Лешка сделал умную рожу, снял очки, принялся протирать стекла, в точности повторяя жест дедушки – отца Семена Владимировича – и собственной мамы. Леха был прирожденным артистом, гениальным математиком и не менее гениальным лентяем, любимцем дяди Сени и всей семьи, источником вечной тревоги.

– Если здоровому человеку говорят, что у него рак, хотя опухоли может и не быть, медики ошиблись, – продолжал Семен Владимирович, – человек все равно начинает быстро загибаться. Если дурню обещают вечную молодость после укольчика, то дурень видит, как у него морщины разглаживаются, и начинает резво сучить конечностями. Все проблемы от нервов, от психики. Абсолютно все!

– Отключаем психику, получаем чистую особь?

– Психику отключить невозможно, даже у такого раздолбая, как ты. С медсестрой расплатился? Она не проболтается?

– Дашка? Никогда. Она ведь богатому папику витамины на фоне глюкозы вкачивала. Никакого криминала. Хотя он почему-то задрых сном младенца. Дядя Сеня, если таких богатых и успешных можно на раз-два-три до нитки раздеть, то чего стоит их успех?

– Тебя действительно интересует ответ на этот вопрос?

Семен Владимирович уже не раз сталкивался с тем, что вопросы Лешкой задавались не для того, чтобы услышать ответы.

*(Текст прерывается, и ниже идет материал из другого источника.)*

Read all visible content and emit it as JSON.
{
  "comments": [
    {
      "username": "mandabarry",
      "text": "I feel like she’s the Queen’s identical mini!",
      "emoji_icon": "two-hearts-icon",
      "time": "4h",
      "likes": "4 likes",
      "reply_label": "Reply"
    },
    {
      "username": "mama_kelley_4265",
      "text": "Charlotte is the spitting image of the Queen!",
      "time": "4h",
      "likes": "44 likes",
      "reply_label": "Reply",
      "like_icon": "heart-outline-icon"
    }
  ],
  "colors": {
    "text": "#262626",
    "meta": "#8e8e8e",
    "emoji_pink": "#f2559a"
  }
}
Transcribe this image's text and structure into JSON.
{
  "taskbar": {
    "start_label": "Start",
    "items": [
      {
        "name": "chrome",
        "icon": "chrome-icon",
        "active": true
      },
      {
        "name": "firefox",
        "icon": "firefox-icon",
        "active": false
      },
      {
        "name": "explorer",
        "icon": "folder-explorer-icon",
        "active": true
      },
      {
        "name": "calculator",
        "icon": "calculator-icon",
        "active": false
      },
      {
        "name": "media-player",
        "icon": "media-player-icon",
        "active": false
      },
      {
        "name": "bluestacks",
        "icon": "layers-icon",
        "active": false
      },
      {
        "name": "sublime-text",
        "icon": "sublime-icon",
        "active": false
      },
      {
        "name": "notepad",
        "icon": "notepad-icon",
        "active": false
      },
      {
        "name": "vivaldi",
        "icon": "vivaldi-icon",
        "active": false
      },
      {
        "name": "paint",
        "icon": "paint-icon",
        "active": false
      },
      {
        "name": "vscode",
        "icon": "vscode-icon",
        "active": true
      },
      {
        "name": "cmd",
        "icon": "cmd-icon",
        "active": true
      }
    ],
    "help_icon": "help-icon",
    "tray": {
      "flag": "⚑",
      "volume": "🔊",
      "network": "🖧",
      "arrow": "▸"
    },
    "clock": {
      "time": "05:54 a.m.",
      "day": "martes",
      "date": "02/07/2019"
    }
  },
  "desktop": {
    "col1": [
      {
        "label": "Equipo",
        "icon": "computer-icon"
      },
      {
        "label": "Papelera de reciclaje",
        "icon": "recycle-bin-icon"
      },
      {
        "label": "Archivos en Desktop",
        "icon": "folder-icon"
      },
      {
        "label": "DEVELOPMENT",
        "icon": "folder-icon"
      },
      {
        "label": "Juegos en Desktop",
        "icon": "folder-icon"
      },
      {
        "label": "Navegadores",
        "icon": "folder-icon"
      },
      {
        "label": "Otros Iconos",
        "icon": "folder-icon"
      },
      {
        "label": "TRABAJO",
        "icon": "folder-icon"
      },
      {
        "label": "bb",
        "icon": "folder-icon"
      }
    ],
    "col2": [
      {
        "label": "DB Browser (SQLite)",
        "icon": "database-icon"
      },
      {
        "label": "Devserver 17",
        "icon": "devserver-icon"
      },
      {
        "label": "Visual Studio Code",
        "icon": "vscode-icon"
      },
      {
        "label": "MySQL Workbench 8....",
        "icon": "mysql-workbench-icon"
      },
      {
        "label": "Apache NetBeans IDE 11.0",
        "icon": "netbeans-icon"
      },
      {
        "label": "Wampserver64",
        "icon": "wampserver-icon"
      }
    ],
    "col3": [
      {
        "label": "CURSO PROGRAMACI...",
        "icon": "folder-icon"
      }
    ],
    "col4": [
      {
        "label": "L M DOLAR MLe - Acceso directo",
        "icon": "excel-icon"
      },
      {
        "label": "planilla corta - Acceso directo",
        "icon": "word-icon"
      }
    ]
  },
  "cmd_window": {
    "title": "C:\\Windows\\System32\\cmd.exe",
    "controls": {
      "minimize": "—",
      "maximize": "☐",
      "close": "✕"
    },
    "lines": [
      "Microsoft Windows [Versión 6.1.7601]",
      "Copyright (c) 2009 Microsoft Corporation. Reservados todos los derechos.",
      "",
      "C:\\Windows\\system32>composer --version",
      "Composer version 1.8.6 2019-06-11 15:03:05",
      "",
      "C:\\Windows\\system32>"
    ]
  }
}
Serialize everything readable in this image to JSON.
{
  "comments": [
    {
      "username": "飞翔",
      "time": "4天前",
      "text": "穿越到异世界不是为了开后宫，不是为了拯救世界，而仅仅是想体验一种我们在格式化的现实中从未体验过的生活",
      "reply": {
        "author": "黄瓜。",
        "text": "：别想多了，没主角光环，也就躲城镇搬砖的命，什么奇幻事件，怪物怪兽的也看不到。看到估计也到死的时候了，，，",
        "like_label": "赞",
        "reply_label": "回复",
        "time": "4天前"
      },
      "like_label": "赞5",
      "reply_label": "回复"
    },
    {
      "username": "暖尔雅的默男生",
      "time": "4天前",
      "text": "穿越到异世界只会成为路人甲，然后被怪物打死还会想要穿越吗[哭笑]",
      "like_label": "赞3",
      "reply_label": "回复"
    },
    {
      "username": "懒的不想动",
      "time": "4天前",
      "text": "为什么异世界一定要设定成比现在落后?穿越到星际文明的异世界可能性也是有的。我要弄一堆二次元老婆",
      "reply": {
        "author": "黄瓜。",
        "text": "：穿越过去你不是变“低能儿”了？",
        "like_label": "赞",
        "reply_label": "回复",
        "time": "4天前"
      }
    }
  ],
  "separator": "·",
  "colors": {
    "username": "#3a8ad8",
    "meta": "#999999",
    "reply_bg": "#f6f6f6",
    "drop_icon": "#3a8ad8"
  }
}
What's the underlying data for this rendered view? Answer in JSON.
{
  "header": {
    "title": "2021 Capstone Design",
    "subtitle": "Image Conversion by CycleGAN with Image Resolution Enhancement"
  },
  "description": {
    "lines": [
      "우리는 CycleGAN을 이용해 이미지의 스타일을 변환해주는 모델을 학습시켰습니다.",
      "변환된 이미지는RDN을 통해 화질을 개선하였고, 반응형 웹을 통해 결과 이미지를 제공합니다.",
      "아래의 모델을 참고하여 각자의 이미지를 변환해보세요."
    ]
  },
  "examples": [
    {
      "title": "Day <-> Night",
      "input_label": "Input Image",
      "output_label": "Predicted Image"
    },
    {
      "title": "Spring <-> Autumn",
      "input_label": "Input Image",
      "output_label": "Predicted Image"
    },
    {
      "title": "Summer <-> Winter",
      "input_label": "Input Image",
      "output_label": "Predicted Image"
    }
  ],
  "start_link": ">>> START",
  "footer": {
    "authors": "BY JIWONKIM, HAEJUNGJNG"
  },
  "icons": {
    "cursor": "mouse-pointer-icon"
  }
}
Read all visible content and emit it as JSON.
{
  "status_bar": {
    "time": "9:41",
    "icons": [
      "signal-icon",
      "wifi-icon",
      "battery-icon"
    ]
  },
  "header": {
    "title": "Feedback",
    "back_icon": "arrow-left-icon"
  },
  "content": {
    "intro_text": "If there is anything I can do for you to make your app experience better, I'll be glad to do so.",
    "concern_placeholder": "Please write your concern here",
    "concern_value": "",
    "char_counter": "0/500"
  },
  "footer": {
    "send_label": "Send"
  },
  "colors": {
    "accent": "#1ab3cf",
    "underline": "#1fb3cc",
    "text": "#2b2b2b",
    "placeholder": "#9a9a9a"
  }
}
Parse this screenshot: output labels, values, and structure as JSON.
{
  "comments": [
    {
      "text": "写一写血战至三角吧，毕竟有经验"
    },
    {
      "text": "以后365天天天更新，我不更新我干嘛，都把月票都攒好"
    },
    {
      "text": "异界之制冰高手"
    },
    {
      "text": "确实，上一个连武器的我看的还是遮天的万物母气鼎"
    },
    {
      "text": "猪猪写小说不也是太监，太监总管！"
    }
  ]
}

Вариантов ответов Лешка сам мог с сотню предложить. Племянник любил куражиться, наблюдая, какой из вариантов выберет собеседник.

– В общем-то… – Лешка манерно закатил глаза и заломил руки, пальцы которых, прежде чем переплестись, исполнили трепетный танец.

– Лидия Сафоновна? Или Софья Леонидовна? Твоя учительница по музыке, – угадал Семен Владимирович.

– С вами не интересно, дядя Сеня!

– Зато с тобой обхохочешься. Двадцать с лишним лет только и делаем, что смеемся.

– Давайте не будем отрицать, что в некоторые сложные лично для вас моменты жизни скромное участие отрока…

– Да, да! Ты мне помог, помогаешь и в будущем обязан помочь. Мне в лице отчизны. То есть наоборот.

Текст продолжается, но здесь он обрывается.